Jon Klassen, “We Found a Hat”
Dünyada ve Türkiye’de felsefi sorgulamaya giderek artan bir ilgi var. “Çocuklarla Felsefe” pedagojisi kimi zaman kulüp çalışmalarıyla kimi zaman da haftada bir ders saati olmak üzere okulların ders programlarında yavaş yavaş yerini almaya başladı.
İyi haber şu ki bu alanda eğitim alan öğretmen sayısı da her geçen gün artıyor. Eğitim sisteminden beklediğimiz eleştirel düşünme ve yaratıcılığı teşvik etmek için felsefenin muazzam potansiyelini gören eğitimciler, Çocuklarla Felsefe Eğitimleriyle kendi uzmanlık alanlarını da dolaylı olarak dönüştürmelerini sağlayan yepyeni bir pencere açıyorlar önlerinde.
Felsefe denilince genellikle insanların aklına filozofları hayatının işlendiği ya da büyük filozofların söyledikleri sözlerin çözümlendiği bir ders geliyor. Oysa ki Felsefe, felsefi sorular üzerine bir düşünme etkinliğidir.
Felsefi sorgulama yapabilmek için öncelikle sorunun felsefi bir soru olması gerekir. “Mona Lisa neden gülümsüyor?” gibi bir soru, kesinlikle ilgi çekicidir, açık uçludur ama felsefi bir soru değildir.
Felsefi sorular, bilim ve matematik sorularından farklı olarak bir uzmana sorarak, deney yaparak ya da internette arama yaparak cevaplanamaz.

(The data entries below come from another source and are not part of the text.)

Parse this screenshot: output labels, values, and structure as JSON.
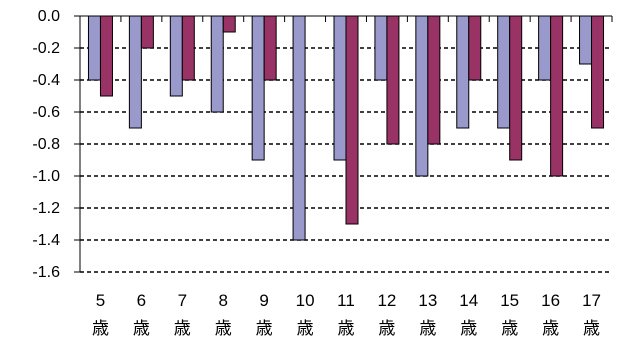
{
  "chart_data": {
    "type": "bar",
    "categories": [
      "5",
      "6",
      "7",
      "8",
      "9",
      "10",
      "11",
      "12",
      "13",
      "14",
      "15",
      "16",
      "17"
    ],
    "category_unit": "歳",
    "series": [
      {
        "values": [
          -0.4,
          -0.7,
          -0.5,
          -0.6,
          -0.9,
          -1.4,
          -0.9,
          -0.4,
          -1.0,
          -0.7,
          -0.7,
          -0.4,
          -0.3
        ],
        "color": "#9999cc"
      },
      {
        "values": [
          -0.5,
          -0.2,
          -0.4,
          -0.1,
          -0.4,
          0.0,
          -1.3,
          -0.8,
          -0.8,
          -0.4,
          -0.9,
          -1.0,
          -0.7
        ],
        "color": "#993366"
      }
    ],
    "yticks": [
      "0.0",
      "-0.2",
      "-0.4",
      "-0.6",
      "-0.8",
      "-1.0",
      "-1.2",
      "-1.4",
      "-1.6"
    ],
    "ylim": [
      -1.6,
      0.0
    ],
    "grid": true,
    "grid_style": "dashed",
    "legend": "none"
  }
}
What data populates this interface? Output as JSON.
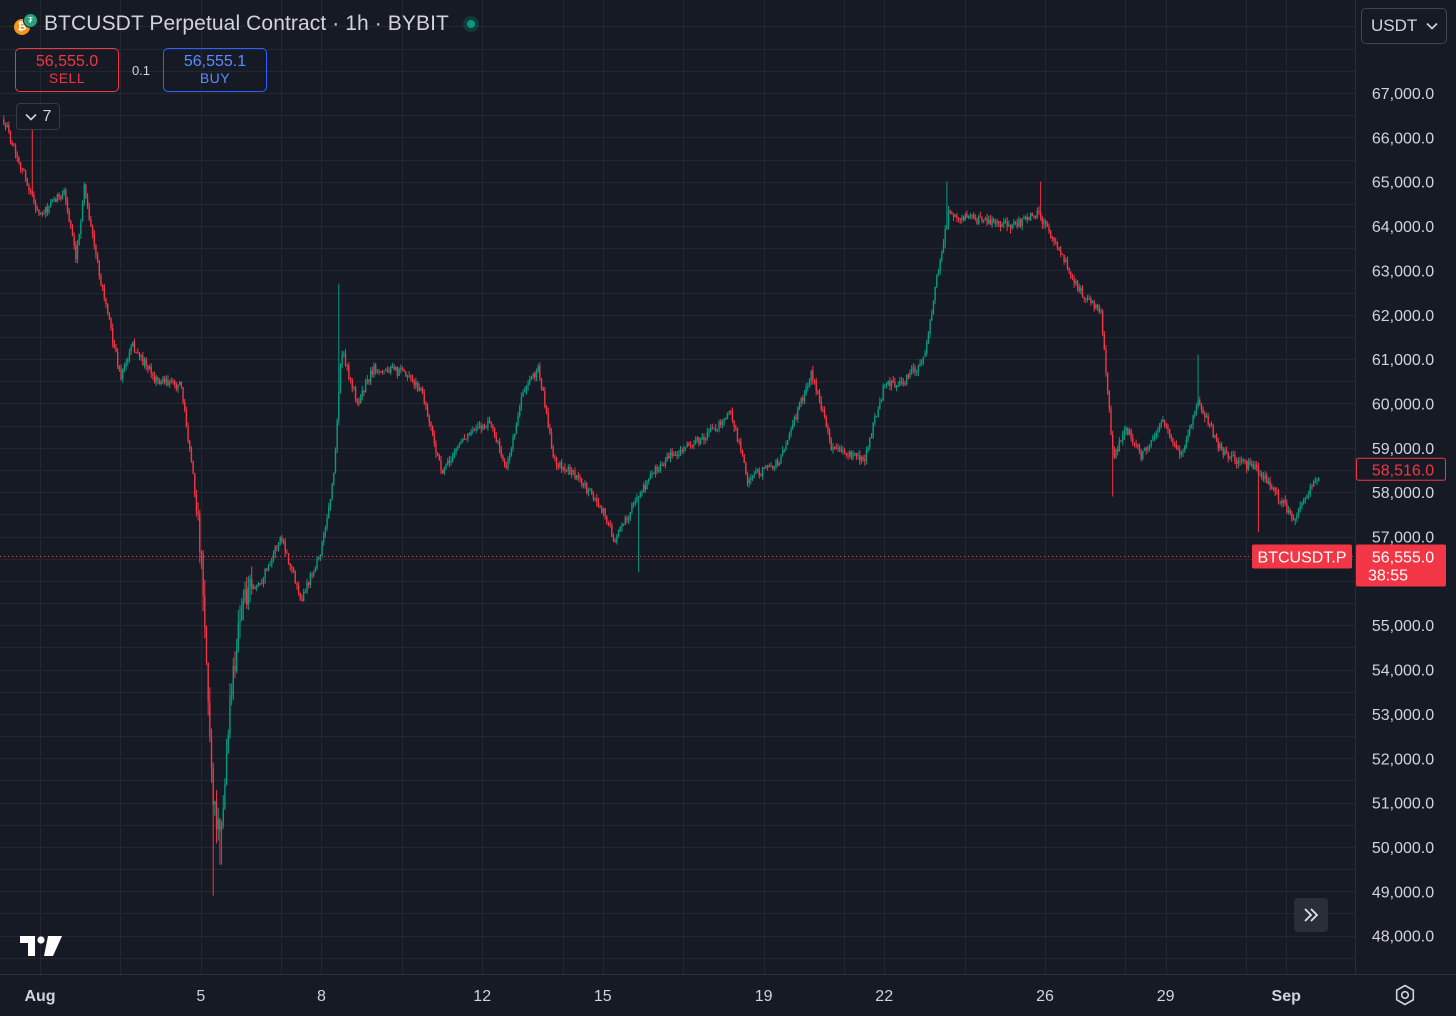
{
  "header": {
    "title": "BTCUSDT Perpetual Contract · 1h · BYBIT",
    "base_icon": "bitcoin-icon",
    "quote_icon": "tether-icon",
    "status_icon": "market-open-dot-icon"
  },
  "trade": {
    "sell_price": "56,555.0",
    "sell_label": "SELL",
    "quantity": "0.1",
    "buy_price": "56,555.1",
    "buy_label": "BUY"
  },
  "indicators_toggle": {
    "icon": "chevron-down-icon",
    "count": "7"
  },
  "currency_selector": {
    "value": "USDT",
    "icon": "chevron-down-icon"
  },
  "scroll_to_latest_icon": "double-chevron-right-icon",
  "logo_icon": "tradingview-logo-icon",
  "settings_icon": "gear-icon",
  "colors": {
    "up": "#089981",
    "down": "#f23645",
    "background": "#161a25",
    "grid": "#232733",
    "axis_text": "#d1d4dc"
  },
  "chart_data": {
    "type": "candlestick",
    "series_name": "BTCUSDT.P",
    "interval": "1h",
    "ylim": [
      47300,
      68300
    ],
    "y_ticks": [
      48000,
      49000,
      50000,
      51000,
      52000,
      53000,
      54000,
      55000,
      56000,
      57000,
      58000,
      59000,
      60000,
      61000,
      62000,
      63000,
      64000,
      65000,
      66000,
      67000
    ],
    "y_tick_labels": [
      "48,000.0",
      "49,000.0",
      "50,000.0",
      "51,000.0",
      "52,000.0",
      "53,000.0",
      "54,000.0",
      "55,000.0",
      "",
      "57,000.0",
      "58,000.0",
      "59,000.0",
      "60,000.0",
      "61,000.0",
      "62,000.0",
      "63,000.0",
      "64,000.0",
      "65,000.0",
      "66,000.0",
      "67,000.0"
    ],
    "x_ticks": [
      {
        "label": "Aug",
        "day": 1,
        "bold": true
      },
      {
        "label": "5",
        "day": 5
      },
      {
        "label": "8",
        "day": 8
      },
      {
        "label": "12",
        "day": 12
      },
      {
        "label": "15",
        "day": 15
      },
      {
        "label": "19",
        "day": 19
      },
      {
        "label": "22",
        "day": 22
      },
      {
        "label": "26",
        "day": 26
      },
      {
        "label": "29",
        "day": 29
      },
      {
        "label": "Sep",
        "day": 32,
        "bold": true
      }
    ],
    "date_range": [
      "2024-08-01",
      "2024-09-02"
    ],
    "close_path_anchors": [
      [
        0.1,
        66400
      ],
      [
        1.0,
        64200
      ],
      [
        1.6,
        64800
      ],
      [
        1.9,
        63200
      ],
      [
        2.1,
        64900
      ],
      [
        2.4,
        63300
      ],
      [
        3.0,
        60600
      ],
      [
        3.3,
        61300
      ],
      [
        3.9,
        60500
      ],
      [
        4.5,
        60400
      ],
      [
        4.8,
        58500
      ],
      [
        5.0,
        56600
      ],
      [
        5.3,
        51200
      ],
      [
        5.5,
        50000
      ],
      [
        5.7,
        53000
      ],
      [
        6.0,
        55500
      ],
      [
        6.5,
        56000
      ],
      [
        7.0,
        57000
      ],
      [
        7.5,
        55600
      ],
      [
        8.0,
        56700
      ],
      [
        8.3,
        58300
      ],
      [
        8.5,
        61200
      ],
      [
        8.9,
        60000
      ],
      [
        9.3,
        60800
      ],
      [
        10.0,
        60700
      ],
      [
        10.5,
        60300
      ],
      [
        11.0,
        58400
      ],
      [
        11.5,
        59200
      ],
      [
        12.2,
        59600
      ],
      [
        12.6,
        58500
      ],
      [
        13.0,
        60200
      ],
      [
        13.4,
        60800
      ],
      [
        13.8,
        58700
      ],
      [
        14.4,
        58300
      ],
      [
        15.0,
        57600
      ],
      [
        15.3,
        56900
      ],
      [
        15.8,
        57800
      ],
      [
        16.3,
        58500
      ],
      [
        16.8,
        58900
      ],
      [
        17.5,
        59200
      ],
      [
        18.2,
        59800
      ],
      [
        18.6,
        58300
      ],
      [
        19.4,
        58700
      ],
      [
        20.2,
        60700
      ],
      [
        20.7,
        59000
      ],
      [
        21.5,
        58700
      ],
      [
        22.0,
        60400
      ],
      [
        22.5,
        60500
      ],
      [
        23.0,
        61000
      ],
      [
        23.3,
        62800
      ],
      [
        23.6,
        64300
      ],
      [
        24.0,
        64200
      ],
      [
        24.5,
        64100
      ],
      [
        25.2,
        64000
      ],
      [
        25.8,
        64300
      ],
      [
        26.3,
        63600
      ],
      [
        26.8,
        62600
      ],
      [
        27.4,
        62000
      ],
      [
        27.7,
        58700
      ],
      [
        28.0,
        59500
      ],
      [
        28.4,
        58800
      ],
      [
        28.9,
        59600
      ],
      [
        29.4,
        58800
      ],
      [
        29.8,
        60100
      ],
      [
        30.4,
        58900
      ],
      [
        30.8,
        58700
      ],
      [
        31.3,
        58500
      ],
      [
        31.8,
        57900
      ],
      [
        32.2,
        57400
      ],
      [
        32.5,
        57900
      ],
      [
        32.8,
        58400
      ]
    ],
    "low_spikes": [
      {
        "day": 5.3,
        "low": 48900
      },
      {
        "day": 5.5,
        "low": 49600
      },
      {
        "day": 15.9,
        "low": 56200
      },
      {
        "day": 27.7,
        "low": 57900
      },
      {
        "day": 31.3,
        "low": 57100
      }
    ],
    "high_spikes": [
      {
        "day": 0.8,
        "high": 66400
      },
      {
        "day": 8.45,
        "high": 62700
      },
      {
        "day": 23.55,
        "high": 65000
      },
      {
        "day": 25.9,
        "high": 65000
      },
      {
        "day": 29.8,
        "high": 61100
      }
    ],
    "last_price": 56555.0,
    "last_price_label": "56,555.0",
    "countdown": "38:55",
    "symbol_label": "BTCUSDT.P",
    "prev_close_marker": 58516.0,
    "prev_close_marker_label": "58,516.0"
  }
}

Felsefi sorular, kavramsaldır yani büyük fikirlerle ilgilidir. Tüm insanlar için ortaktır; yani günlük endişeler taşırlar. Birçok farklı görüş ortaya çıkardıkları için tartışılabilirdir ve insanların; kendileri, başkaları, dünya ile ilişkileri hakkında nasıl düşündüklerinin merkezinde yer alırlar.

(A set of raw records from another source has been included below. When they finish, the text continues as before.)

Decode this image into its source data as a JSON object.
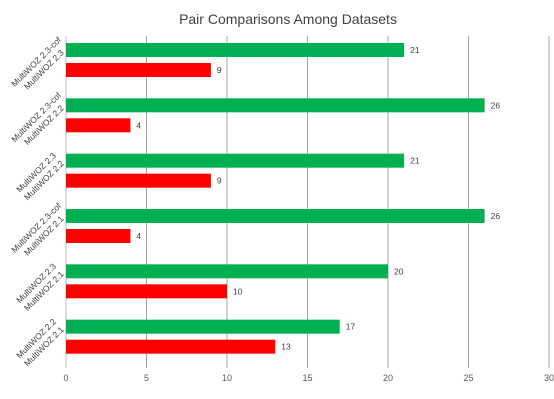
{
  "chart_data": {
    "type": "bar",
    "orientation": "horizontal",
    "title": "Pair Comparisons Among Datasets",
    "xlabel": "",
    "ylabel": "",
    "xlim": [
      0,
      30
    ],
    "xticks": [
      0,
      5,
      10,
      15,
      20,
      25,
      30
    ],
    "grid": true,
    "legend": "none",
    "categories": [
      [
        "MultiWOZ 2.3-cof",
        "MultiWOZ 2.3"
      ],
      [
        "MultiWOZ 2.3-cof",
        "MultiWOZ 2.2"
      ],
      [
        "MultiWOZ 2.3",
        "MultiWOZ 2.2"
      ],
      [
        "MultiWOZ 2.3-cof",
        "MultiWOZ 2.1"
      ],
      [
        "MultiWOZ 2.3",
        "MultiWOZ 2.1"
      ],
      [
        "MultiWOZ 2.2",
        "MultiWOZ 2.1"
      ]
    ],
    "series": [
      {
        "color": "#00b050",
        "values": [
          21,
          26,
          21,
          26,
          20,
          17
        ]
      },
      {
        "color": "#ff0000",
        "values": [
          9,
          4,
          9,
          4,
          10,
          13
        ]
      }
    ]
  }
}
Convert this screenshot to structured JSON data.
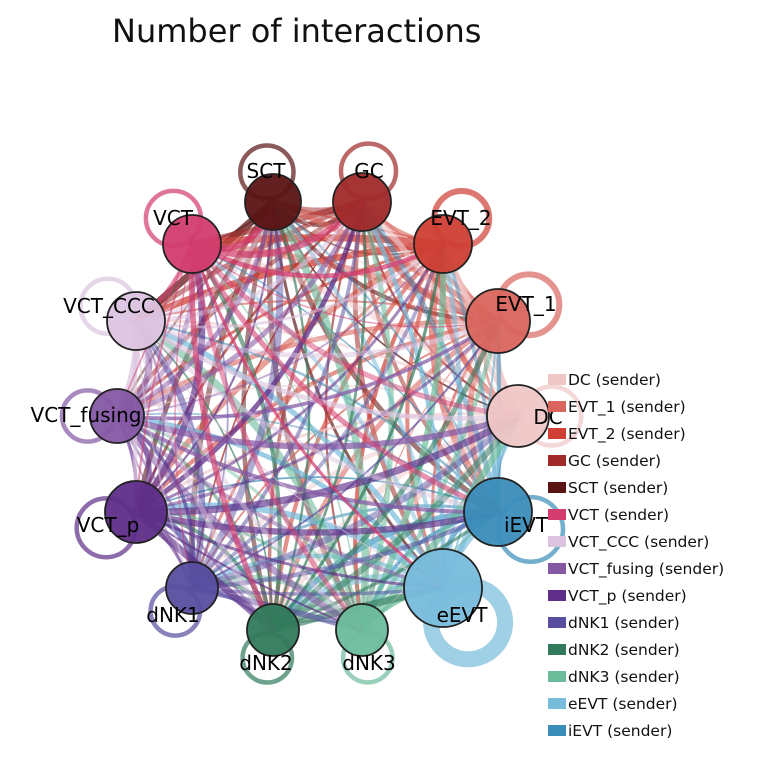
{
  "title": "Number of interactions",
  "nodes": [
    {
      "id": "SCT",
      "label": "SCT",
      "color": "#5a1414"
    },
    {
      "id": "GC",
      "label": "GC",
      "color": "#a02a2a"
    },
    {
      "id": "EVT_2",
      "label": "EVT_2",
      "color": "#cf3f34"
    },
    {
      "id": "EVT_1",
      "label": "EVT_1",
      "color": "#d9655e"
    },
    {
      "id": "DC",
      "label": "DC",
      "color": "#efc6c6"
    },
    {
      "id": "iEVT",
      "label": "iEVT",
      "color": "#3b8db9"
    },
    {
      "id": "eEVT",
      "label": "eEVT",
      "color": "#78bcdc"
    },
    {
      "id": "dNK3",
      "label": "dNK3",
      "color": "#6cbc9c"
    },
    {
      "id": "dNK2",
      "label": "dNK2",
      "color": "#327a5c"
    },
    {
      "id": "dNK1",
      "label": "dNK1",
      "color": "#574ea0"
    },
    {
      "id": "VCT_p",
      "label": "VCT_p",
      "color": "#5e2e88"
    },
    {
      "id": "VCT_fusing",
      "label": "VCT_fusing",
      "color": "#8558a4"
    },
    {
      "id": "VCT_CCC",
      "label": "VCT_CCC",
      "color": "#dcc4e0"
    },
    {
      "id": "VCT",
      "label": "VCT",
      "color": "#d23c6e"
    }
  ],
  "legend": [
    {
      "label": "DC (sender)",
      "color": "#efc6c6"
    },
    {
      "label": "EVT_1 (sender)",
      "color": "#d9655e"
    },
    {
      "label": "EVT_2 (sender)",
      "color": "#cf3f34"
    },
    {
      "label": "GC (sender)",
      "color": "#a02a2a"
    },
    {
      "label": "SCT (sender)",
      "color": "#5a1414"
    },
    {
      "label": "VCT (sender)",
      "color": "#d23c6e"
    },
    {
      "label": "VCT_CCC (sender)",
      "color": "#dcc4e0"
    },
    {
      "label": "VCT_fusing (sender)",
      "color": "#8558a4"
    },
    {
      "label": "VCT_p (sender)",
      "color": "#5e2e88"
    },
    {
      "label": "dNK1 (sender)",
      "color": "#574ea0"
    },
    {
      "label": "dNK2 (sender)",
      "color": "#327a5c"
    },
    {
      "label": "dNK3 (sender)",
      "color": "#6cbc9c"
    },
    {
      "label": "eEVT (sender)",
      "color": "#78bcdc"
    },
    {
      "label": "iEVT (sender)",
      "color": "#3b8db9"
    }
  ]
}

Felsefi sorular, dikkatli düşünmemizi gerektirir ve bu düşüncenin ürünü bilgeliktir. Nadiren de olsa herkesin üzerinde anlaşabileceği kesin bir cevap biçimindedir.
Bu nedenle felsefe eğitimlerine öncelikli olarak neyin felsefi soru olup olmadığını anlayarak başlamak gerekir. Bu noktada Phil Cam’in geliştirdiği soru matrisi, oldukça yol göstericidir.
Soru matrisini, öğrencilerinizin felsefi olan ve olmayan soruları ayırt etmeleri için kullanabilirsiniz. Öğrencilerin soruların doğru sınıflandırılması konusunda fikir ayrılığa düşmesi muhtemeldir. Bu anlaşmazlıkların da bir öğrenme fırsatı olduğunu unutmayın.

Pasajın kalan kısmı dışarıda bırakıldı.